Story planning and creation: Making it epic

Story Planning and Creation: making it epicWriting the first book in a series is potentially far more difficult than writing the sequels because it needs more up-front development. As well as telling a great story, you have to:

  • introduce an immersive story world (ie, do all the world building)
  • set up the sequels without being obvious about it.

Turning to successful examples is a great way of seeing complex introductions done simply.

Take Dune for example – it’s epic, contained, stands alone and sets up an entire story universe, all within the first book of the series.

Star Wars and The Matrix do the same things, with the added complication of having to tell their stories visually and in an extremely short timeframe.

The first story in any epic series needs to do similar things in most circumstances, and the more epic the conclusion, the better.

In short, your protagonist needs to discover their worth and use it to defeat a stand-alone story threat which would otherwise have a ‘very big and bad’ impact on the bigger story world.

The more epic the threat and the more spectacular the response in defeating it, and the greater the impact your story is likely to have on your readers.

 To put it into a simple template:

  • [XYZ Character]
  • is forced to grow into [their Special Power/Knowledge/Skill] and
  • use it to defeat [An Obvious and Well-demonstrated Threat].

While it appears simple, the simple concepts are often the hardest to pull off.

There are formulas for all kinds of stories, but if you’re going epic, imitate the best. The best keep it simple.

So let’s apply this simple template to our dryad story.

[Rose Thorn] is forced to accept [she’s changing into a dryad] in order to defeat Christian Godson who [intends to kill all dryads and thereby wipe out a secret society of long-lived people].

The threat isn’t world-shaking unless you’re a dryad or part of the secret society, but it fits the template well enough

To make it world-shaking, we need to apply world-shaking consequences to the possible demise of the dryads. For example, if the dryads are wiped out, all plant-life on Earth will be wiped out too. Now that’s got possibilities and far-reaching consequences.

Let’s consider other genres. For a romance, the basic formula is:

  • boy meets girl (or any such combination of lovers you like)
  • boy romances girl
  • boy loses girl
  • boy gets girl.

As a template sentence, it would go something like: [XYZ character] must fight for [the love of their life] or [lose them forever].

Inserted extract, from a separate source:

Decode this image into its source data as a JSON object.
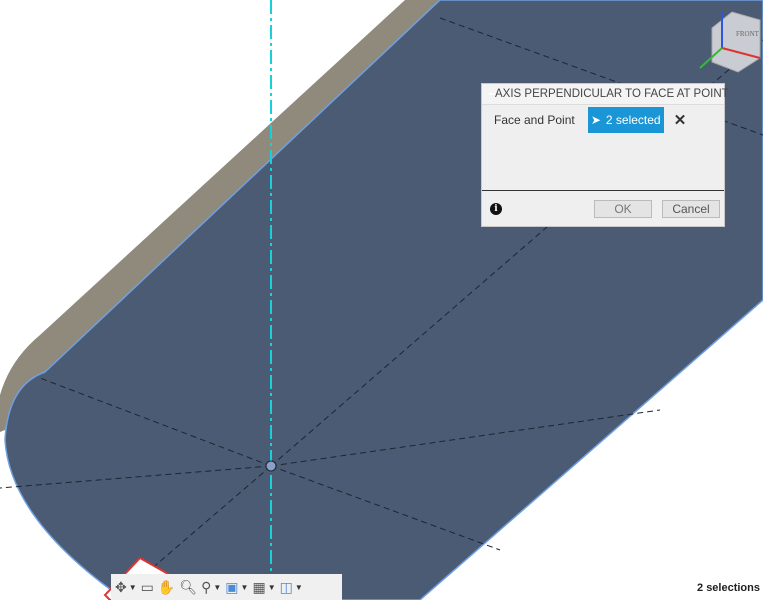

Like the template for epic stories, it’s very simple.

For a murder mystery, the basic formula goes:

  • someone commits a murder
  • the protagonist investigates
  • the protagonist has setbacks (red herrings, false victories, etc)
  • the protagonist solves the crime.

Why don’t you take a crack at writing this formula into a story template? Keep it simple and don’t fall into the trap of over-complicating the storyline. Too many moves kill a good story.

How would the template for your story look like if you applied the same concepts?